Yes. On the commercial side, we're really excited about the prospects of 1101 as a broad-spectrum agent being able to offer efficacy in both the FOS market and the PGTCS opportunity, the second largest segment of the overall epilepsy population. We're excited that we've decided to do what no one else has done, which is to run these in parallel. From a commercial standpoint, this gives us a unique opportunity to sell the broad-spectrum mechanism either at the time of approval or shortly thereafter, if they're in a staggered environment, well before any other competitive product. This offers a real differentiation because one can have the conversation with the clinicians on day 1 or near day 1 about the full spectrum of the patients that are under their care. It's one of the things that's going to be unique about 1101 near launch.
The last question comes from Tim Lugo from William Blair. Your line is open.
This is Lachlan on for Tim.
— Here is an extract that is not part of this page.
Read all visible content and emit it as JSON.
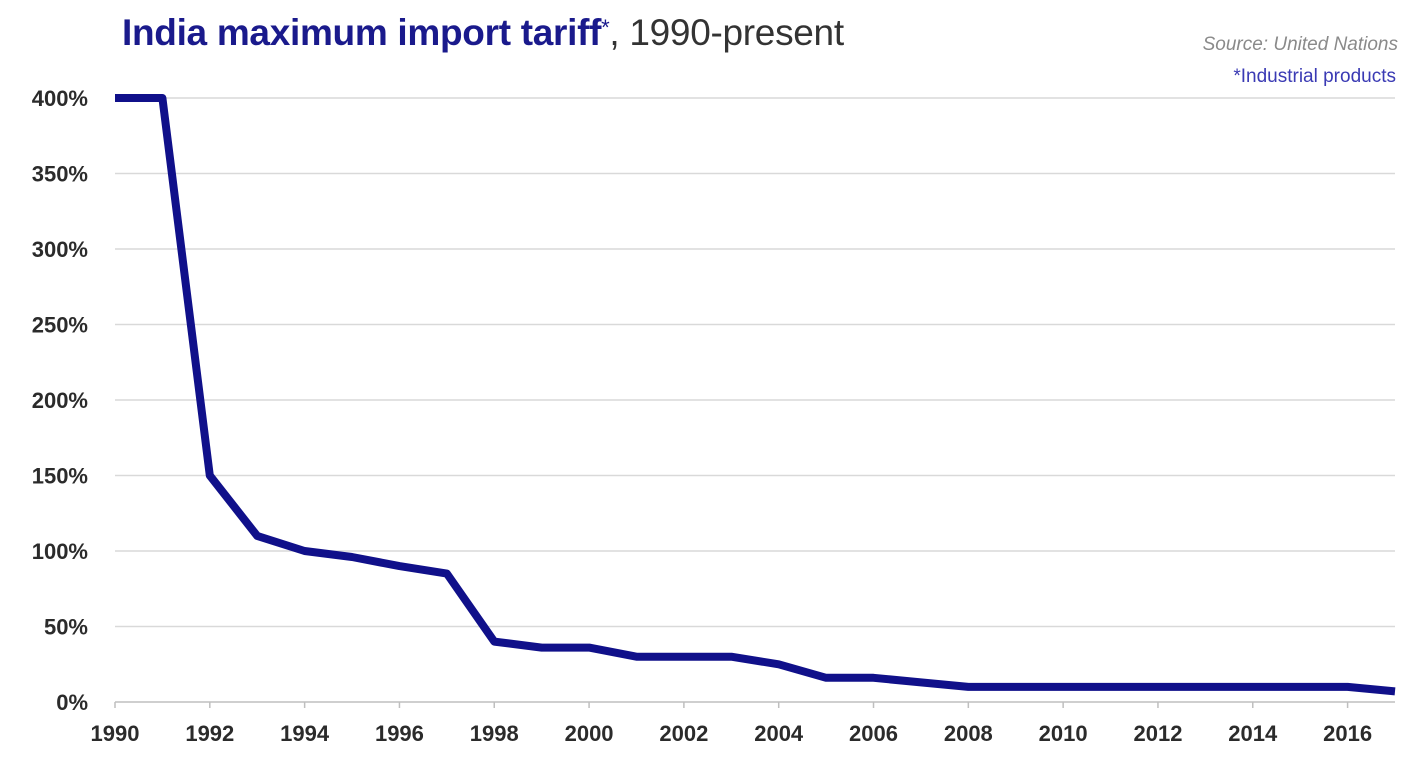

I just wanted to touch on CMC. Can you remind us sort of where you're at in terms of what you'll need for an NDA maybe both for 1101 and 496? And what kind of supply you have secured with your current resources?
Thanks, Lachlan. Yes, the high-level comments on CMC is we're making sure that CMC is not on the critical path to a filing or approval and we're comfortable with that. We are continuing to work with CDMOs. By the time we're ready for an NDA, we'll have done all of the registration batches and validation and CMC work required as part of the NDA and the approval. I'm not sure there's a lot more detail to share right now. The critical path, as we've talked about previously is getting X-TOLE 2 completed to file the NDA in focal onset seizures.
At this time, I would like to turn it back to Sherry Aulin, Chief Financial Officer, for closing remarks.
Great. Thanks, everyone, for joining us today. Operator, we'll now end the call.
Thank you for your participation in today's conference. This does conclude the program. You may now disconnect.